Dietrich shared credit with the rest of the staff.

``When I was up there I didn't know what was going on,'' Dietrich said of the newspaper's effort. ``But when I got back and saw all the various staffers who had something in the paper I thought it was really impressive.

``I hope you all feel this is your Pulitzer.''

Times Executive Editor Mike Fancher said: ``This is a thrilling moment for The Seattle Times and the staff members who covered the Alaska oil spill. We felt our coverage served readers well by going beyond the basics of what had happened and what was being done about it. This award adds an extra measure of pride for all of us.

``The accident occurred 1,500 miles from Seattle, but we regarded it as a local story because the Puget Sound area has deep historical, cultural and economic ties to Alaska.

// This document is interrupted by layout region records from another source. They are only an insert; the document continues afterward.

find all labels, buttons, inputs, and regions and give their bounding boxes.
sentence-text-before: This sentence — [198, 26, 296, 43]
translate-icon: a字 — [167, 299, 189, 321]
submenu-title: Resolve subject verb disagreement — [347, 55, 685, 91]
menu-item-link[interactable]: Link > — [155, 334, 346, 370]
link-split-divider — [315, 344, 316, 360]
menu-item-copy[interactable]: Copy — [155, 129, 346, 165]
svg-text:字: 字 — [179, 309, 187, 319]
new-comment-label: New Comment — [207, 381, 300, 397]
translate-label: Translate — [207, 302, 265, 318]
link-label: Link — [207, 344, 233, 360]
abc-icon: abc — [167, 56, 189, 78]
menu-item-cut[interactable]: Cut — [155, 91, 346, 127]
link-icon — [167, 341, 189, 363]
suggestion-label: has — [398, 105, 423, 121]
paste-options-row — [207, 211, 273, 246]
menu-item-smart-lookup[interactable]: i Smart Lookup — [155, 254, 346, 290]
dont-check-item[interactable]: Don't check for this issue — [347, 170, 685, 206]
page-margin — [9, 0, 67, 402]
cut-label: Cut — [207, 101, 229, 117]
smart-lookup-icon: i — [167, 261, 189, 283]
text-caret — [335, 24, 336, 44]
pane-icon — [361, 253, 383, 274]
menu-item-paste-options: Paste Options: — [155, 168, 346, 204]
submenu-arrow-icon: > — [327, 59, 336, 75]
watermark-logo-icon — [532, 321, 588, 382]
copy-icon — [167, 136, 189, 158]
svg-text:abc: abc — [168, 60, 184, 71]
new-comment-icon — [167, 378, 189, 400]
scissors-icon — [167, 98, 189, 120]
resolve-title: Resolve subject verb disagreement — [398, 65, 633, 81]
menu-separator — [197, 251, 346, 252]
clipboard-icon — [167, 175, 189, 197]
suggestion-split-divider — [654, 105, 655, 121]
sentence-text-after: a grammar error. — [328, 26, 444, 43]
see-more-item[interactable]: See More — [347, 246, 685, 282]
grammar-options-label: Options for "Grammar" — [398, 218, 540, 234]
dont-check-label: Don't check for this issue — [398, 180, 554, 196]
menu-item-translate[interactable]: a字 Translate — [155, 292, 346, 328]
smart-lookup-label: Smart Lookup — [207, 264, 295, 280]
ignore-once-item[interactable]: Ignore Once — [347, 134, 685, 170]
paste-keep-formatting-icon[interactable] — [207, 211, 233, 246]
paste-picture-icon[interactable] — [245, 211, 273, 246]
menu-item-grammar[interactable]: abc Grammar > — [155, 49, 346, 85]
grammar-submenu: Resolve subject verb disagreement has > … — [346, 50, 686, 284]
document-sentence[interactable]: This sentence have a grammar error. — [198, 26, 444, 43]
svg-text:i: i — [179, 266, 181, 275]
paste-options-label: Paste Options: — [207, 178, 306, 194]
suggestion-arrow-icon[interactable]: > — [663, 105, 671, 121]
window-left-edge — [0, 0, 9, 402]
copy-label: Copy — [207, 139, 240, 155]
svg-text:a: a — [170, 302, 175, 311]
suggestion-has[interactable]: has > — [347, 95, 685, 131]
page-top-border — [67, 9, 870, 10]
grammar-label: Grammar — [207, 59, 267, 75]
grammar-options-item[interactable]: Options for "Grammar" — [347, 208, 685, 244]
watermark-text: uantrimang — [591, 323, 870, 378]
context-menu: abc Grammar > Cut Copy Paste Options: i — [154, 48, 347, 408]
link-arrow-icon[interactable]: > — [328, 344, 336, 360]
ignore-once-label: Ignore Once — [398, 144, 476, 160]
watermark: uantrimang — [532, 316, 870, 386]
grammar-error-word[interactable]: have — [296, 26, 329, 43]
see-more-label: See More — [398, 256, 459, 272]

``Our wish would be that the reporting we did will help prevent such disasters in the future.''

David Boardman, the assistant city editor who directed the project, said he had ``never seen anybody work harder and with more emotional energy'' than Anderson, Dietrich, Gwinn and Nalder had on these stories.

In awarding the prize, the Pulitzer judges combined two Times entries in the national-reporting category: one, in the names of Anderson, Dietrich and Gwinn, for overall coverage of the spill, and the other for Nalder's series on the dangers of transporting oil by tanker.

Boardman said that although the Pulitzer rules specified only three staff members could be named in each contest entry, the prize ``truly was won by the

entire newspaper.''

He specifically cited several people who played key roles: Rick Zahler, Kathy Andrisevic and Ginny Merdes, who helped with the story editing; reporters Jack Broom, Susan Gilmore, James Lalonde, Peter Lewis, David Schaefer and Jim Simon; photographers Craig Fujii, Greg Gilbert and Harley Soltes; graphic artists Christine Cox, Celeste Ericsson, Randee Fox, James McFarlane, Greg Rasa and Marian Wachter; photo editors Fred Nelson, Dean Rutz and Gary Settle; and copy editors Roger Kuechler.

The Pulitzer is the fifth won by The Seattle Times. The last, in the category of feature writing, was awarded in 1984 to reporter Peter Rinearson for ``Making It Fly,'' a series on the birth of the 757 jet airliner.

Earlier Times Pulitzers were won by Paul Henderson, Jerry Gay and Ed Guthman.

Henderson won for local investigative reporting in 1982 for a series of stories that kept a man from being sent to prison for a rape he didn't commit.

Gay won for spot-news photography in 1975 for a photo of four exhausted firefighters.

Guthman received his Pulitzer for national reporting in 1950 for a series that cleared a University of Washington professor of charges that he was a communist.

The only other Washington state newspaper ever to receive a Pulitzer Prize was the Longview Daily News, which won in 1981 for its coverage of the Mount St. Helens eruption.